The Prentice Co-operative Creamery Company in Prentice, Wisconsin was central to the community's transition from lumber to agriculture. It was added to the National Register of Historic Places in 1985.

==History==
Prentice was founded on the lumber industry when the local sawmill opened in 1882. But the sawmill closed in the 1890s when the best timber ran out. Without that big industry, people wondered how little communities left in the cut-over would survive.
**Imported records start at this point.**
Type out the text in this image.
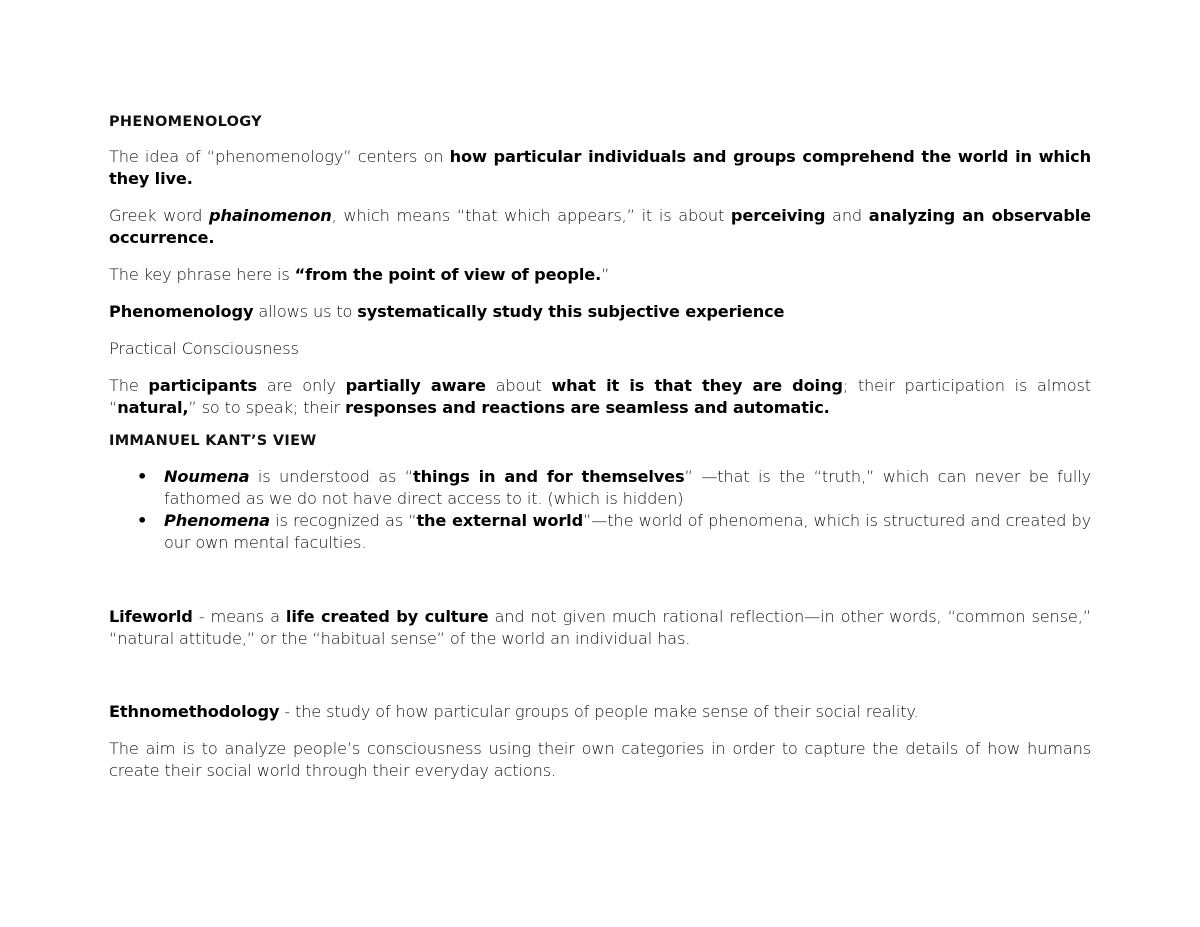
PHENOMENOLOGY

The idea of “phenomenology” centers on how particular individuals and groups comprehend the world in which they live.

Greek word phainomenon, which means “that which appears,” it is about perceiving and analyzing an observable occurrence.

The key phrase here is “from the point of view of people.”

Phenomenology allows us to systematically study this subjective experience

Practical Consciousness

The participants are only partially aware about what it is that they are doing; their participation is almost “natural,” so to speak; their responses and reactions are seamless and automatic.

IMMANUEL KANT’S VIEW
• Noumena is understood as “things in and for themselves” —that is the “truth,” which can never be fully fathomed as we do not have direct access to it. (which is hidden)
• Phenomena is recognized as “the external world”—the world of phenomena, which is structured and created by our own mental faculties.

Lifeworld - means a life created by culture and not given much rational reflection—in other words, “common sense,” “natural attitude,” or the “habitual sense” of the world an individual has.

Ethnomethodology - the study of how particular groups of people make sense of their social reality.

The aim is to analyze people’s consciousness using their own categories in order to capture the details of how humans create their social world through their everyday actions.
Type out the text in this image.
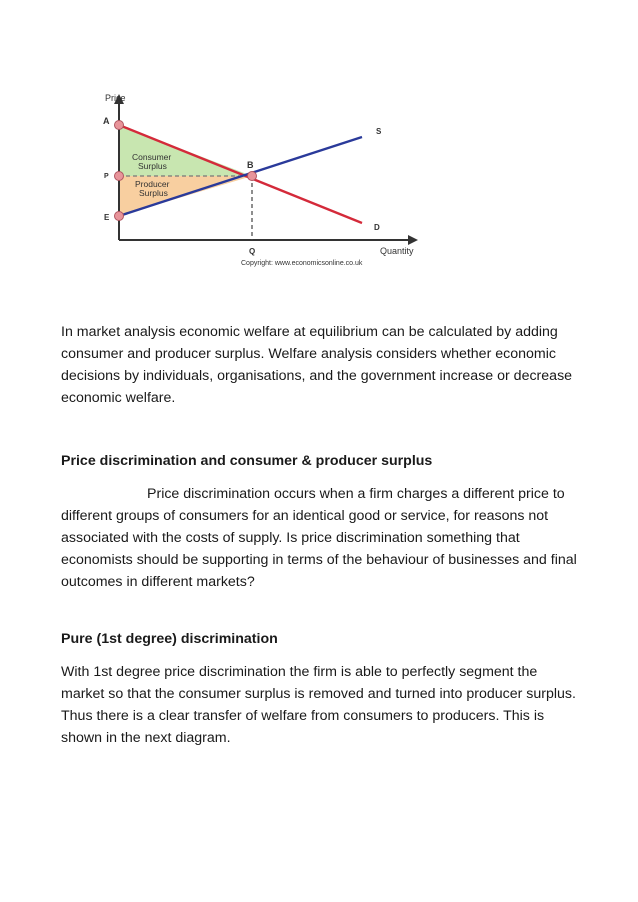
Price
Quantity
A
P
E
B
Q
S
D
Consumer
Surplus
Producer
Surplus
Copyright: www.economicsonline.co.uk

In market analysis economic welfare at equilibrium can be calculated by adding consumer and producer surplus. Welfare analysis considers whether economic decisions by individuals, organisations, and the government increase or decrease economic welfare.

Price discrimination and consumer & producer surplus

Price discrimination occurs when a firm charges a different price to different groups of consumers for an identical good or service, for reasons not associated with the costs of supply. Is price discrimination something that economists should be supporting in terms of the behaviour of businesses and final outcomes in different markets?

Pure (1st degree) discrimination

With 1st degree price discrimination the firm is able to perfectly segment the market so that the consumer surplus is removed and turned into producer surplus. Thus there is a clear transfer of welfare from consumers to producers. This is shown in the next diagram.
The United States Leather Company had run a tannery in Prentice starting in the late 1800s, using hemlock bark from the surrounding forests in its tanning process. It was the only industry in town after the sawmill closed. When the tannery burned in February 1906, U.S. Leather rebuilt it, with the core of the current creamery building as its hide house. But then the tannery burned again after only a couple weeks of operation. The brick hide house survived the fire.
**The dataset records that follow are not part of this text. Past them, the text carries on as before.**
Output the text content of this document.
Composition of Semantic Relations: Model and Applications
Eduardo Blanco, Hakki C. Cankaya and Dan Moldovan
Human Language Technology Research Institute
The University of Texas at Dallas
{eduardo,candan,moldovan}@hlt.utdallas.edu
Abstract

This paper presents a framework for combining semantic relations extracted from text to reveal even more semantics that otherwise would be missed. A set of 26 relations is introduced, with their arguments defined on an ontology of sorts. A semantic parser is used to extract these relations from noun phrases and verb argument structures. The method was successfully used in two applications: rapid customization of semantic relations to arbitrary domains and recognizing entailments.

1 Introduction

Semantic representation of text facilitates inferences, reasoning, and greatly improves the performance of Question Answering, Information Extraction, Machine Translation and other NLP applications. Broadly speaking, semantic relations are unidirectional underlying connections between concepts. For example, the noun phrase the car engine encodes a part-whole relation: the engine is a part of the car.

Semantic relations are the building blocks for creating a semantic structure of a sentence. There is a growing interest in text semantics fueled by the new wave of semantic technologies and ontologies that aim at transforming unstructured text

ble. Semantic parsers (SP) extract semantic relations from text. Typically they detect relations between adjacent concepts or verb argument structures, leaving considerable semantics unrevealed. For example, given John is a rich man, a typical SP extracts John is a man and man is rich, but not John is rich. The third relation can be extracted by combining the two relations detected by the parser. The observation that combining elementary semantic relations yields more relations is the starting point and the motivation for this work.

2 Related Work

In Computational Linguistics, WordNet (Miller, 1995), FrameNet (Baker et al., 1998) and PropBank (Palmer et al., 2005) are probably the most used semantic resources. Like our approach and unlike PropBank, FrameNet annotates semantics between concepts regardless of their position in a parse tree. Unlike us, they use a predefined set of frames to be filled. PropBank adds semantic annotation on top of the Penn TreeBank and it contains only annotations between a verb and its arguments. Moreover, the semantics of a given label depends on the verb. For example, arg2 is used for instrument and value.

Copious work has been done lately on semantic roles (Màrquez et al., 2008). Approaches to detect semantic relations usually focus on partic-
Meanwhile, more and more farmers had been settling the surrounding cut-over lands left by logging. Around 1903 the private Prentice Creamery started buying milk and selling butter. In 1915, a farmers' co-operative called the Prentice Co-operative Creamery Company was formed, and it converted the old hide house to a dairy plant. It produced 500 pounds of butter in its first day of operation; by July 1917 it produced over 9000 pounds in six days. The local paper gushed: Everyone is urged to boost for the farmers creamery because it is a small industry which will help to do wonders to help develop the farming community, the prosperity of which causes the town to improve.

The co-op closed in 1931 during the Great Depression, but was re-opened by R.J. Peterson as the Price County Dairy. In 1933 this was taken over by the Price County Co-operative Dairy Association, which shifted production to cheese. In its first nine months it produced 100,632 pounds of butter and 153,832 pounds of cheese.

The creamery closed in the 1940s, and the building was used by Heikkinen Machine Company, Prentice Wood Products, La Font Corporation, and the Prentek Corporation.